As the old adage goes, ‘necessity was the mother of invention’ for this West Hartford mom in need of a kippah her child would wear, and now her work is part of an exhibit at the Museum of Modern Art (MOMA) in New York City.
By Joy Taylor, with excerpts by Cindy Mindell, used with permission from the Jewish Ledger
Six-year-old Noah Ehrlich came home from Solomon Schechter Day School in West Hartford one afternoon in 2006 with a dilemma: He knew he needed to wear a kippah, but didn’t like the feeling of a clip in his hair.
He was in luck. His mom, Elizabeth, who has been sewing since she was 10, had an idea. She pulled apart a hat-like Bukhari-style kippah she’d bought in Israel, and reconstructed a reversible one for Noah, using washable fabrics. The result? “It stays on,” Elizabeth said.
Ehrlich has a website and offers her kippot (visit KidsKippot.com) sized for both kids and adults. Hebrew and Jewish schools have used them as fundraising items.

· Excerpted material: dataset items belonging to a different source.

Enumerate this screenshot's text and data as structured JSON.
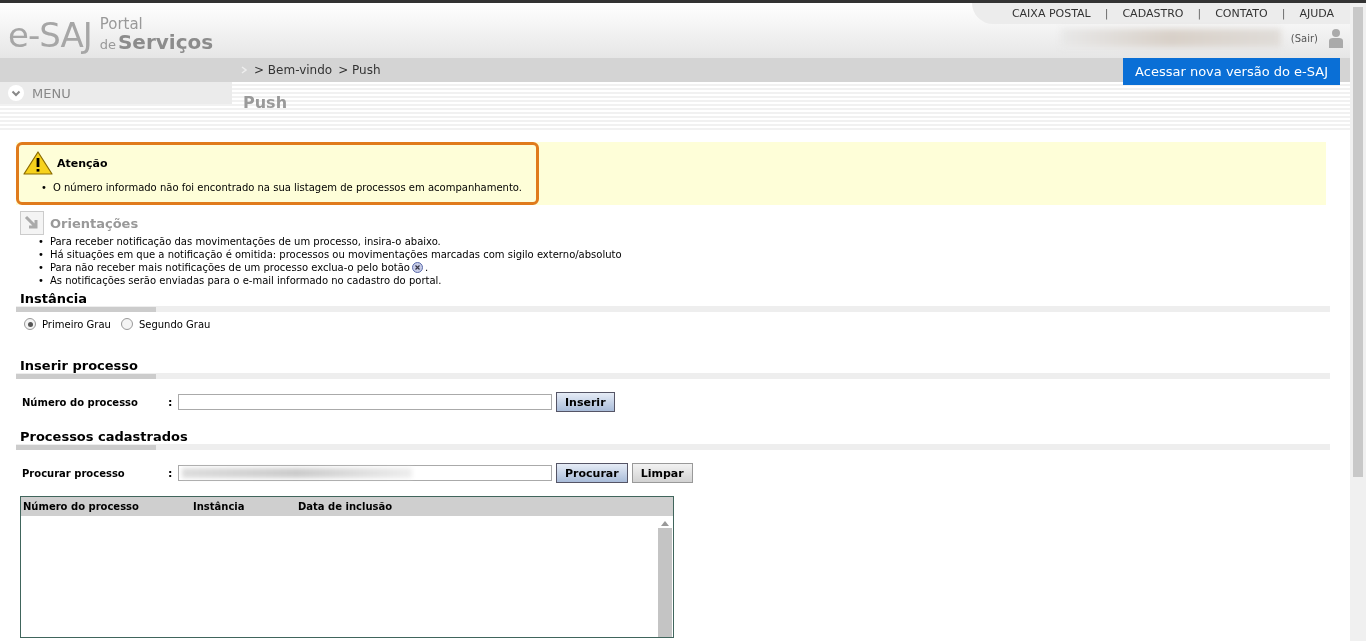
{
  "logo": {
    "mark": "e-SAJ",
    "line1": "Portal",
    "line2a": "de",
    "line2b": "Serviços"
  },
  "top_links": [
    "CAIXA POSTAL",
    "CADASTRO",
    "CONTATO",
    "AJUDA"
  ],
  "top_link_separators": [
    "|",
    "|",
    "|"
  ],
  "logout": "(Sair)",
  "breadcrumb": [
    "> Bem-vindo",
    "> Push"
  ],
  "new_version_button": "Acessar nova versão do e-SAJ",
  "menu": "MENU",
  "page_title": "Push",
  "alert": {
    "title": "Atenção",
    "items": [
      {
        "bullet": "•",
        "text": "O número informado não foi encontrado na sua listagem de processos em acompanhamento."
      }
    ]
  },
  "guidance": {
    "title": "Orientações",
    "items": [
      {
        "bullet": "•",
        "text": "Para receber notificação das movimentações de um processo, insira-o abaixo.",
        "icon": false
      },
      {
        "bullet": "•",
        "text": "Há situações em que a notificação é omitida: processos ou movimentações marcadas com sigilo externo/absoluto",
        "icon": false
      },
      {
        "bullet": "•",
        "text": "Para não receber mais notificações de um processo exclua-o pelo botão",
        "icon": true,
        "after": "."
      },
      {
        "bullet": "•",
        "text": "As notificações serão enviadas para o e-mail informado no cadastro do portal.",
        "icon": false
      }
    ]
  },
  "instancia": {
    "title": "Instância",
    "options": [
      {
        "label": "Primeiro Grau",
        "selected": true
      },
      {
        "label": "Segundo Grau",
        "selected": false
      }
    ]
  },
  "inserir": {
    "title": "Inserir processo",
    "label": "Número do processo",
    "sep": ":",
    "button": "Inserir"
  },
  "cadastrados": {
    "title": "Processos cadastrados",
    "label": "Procurar processo",
    "sep": ":",
    "buttons": [
      {
        "label": "Procurar",
        "kind": "primary"
      },
      {
        "label": "Limpar",
        "kind": "secondary"
      }
    ],
    "table": {
      "columns": [
        "Número do processo",
        "Instância",
        "Data de inclusão"
      ]
    }
  }
}
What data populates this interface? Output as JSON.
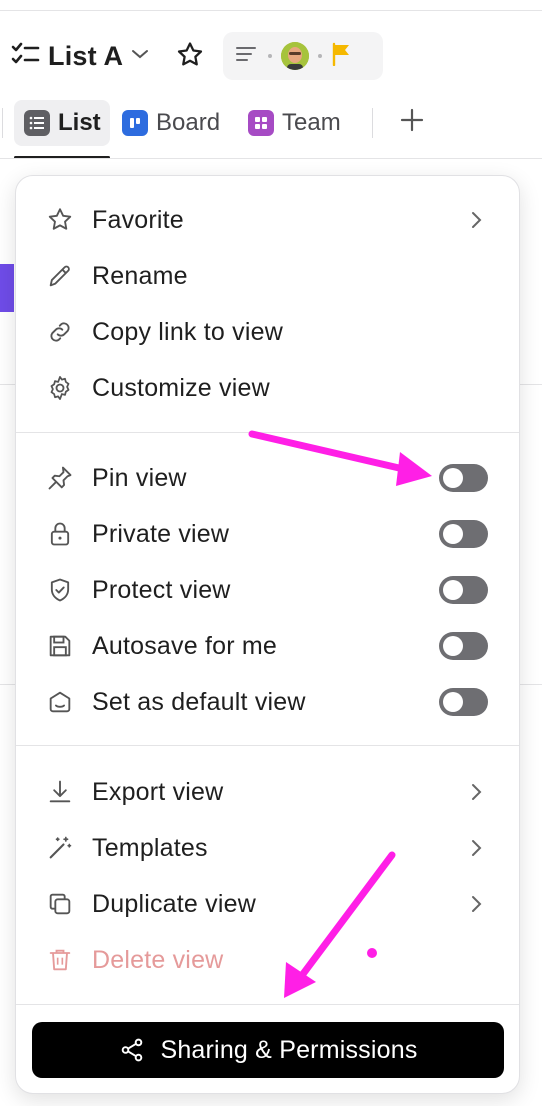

Ehrlich’s hard work and innovation have been noticed by MOMA in New York City. “I’m so excited to share that a Kids Kippot kippah is included in the new exhibit ‘Is Fashion Modern?’ at the Museum of Modern Art in NYC!” said Ehrlich.
The MOMA exhibit runs through Jan. 28, 2018.
There are endless combinations of fabrics and embellishments, Ehrlich says, and a lot of satisfaction from creating something personal.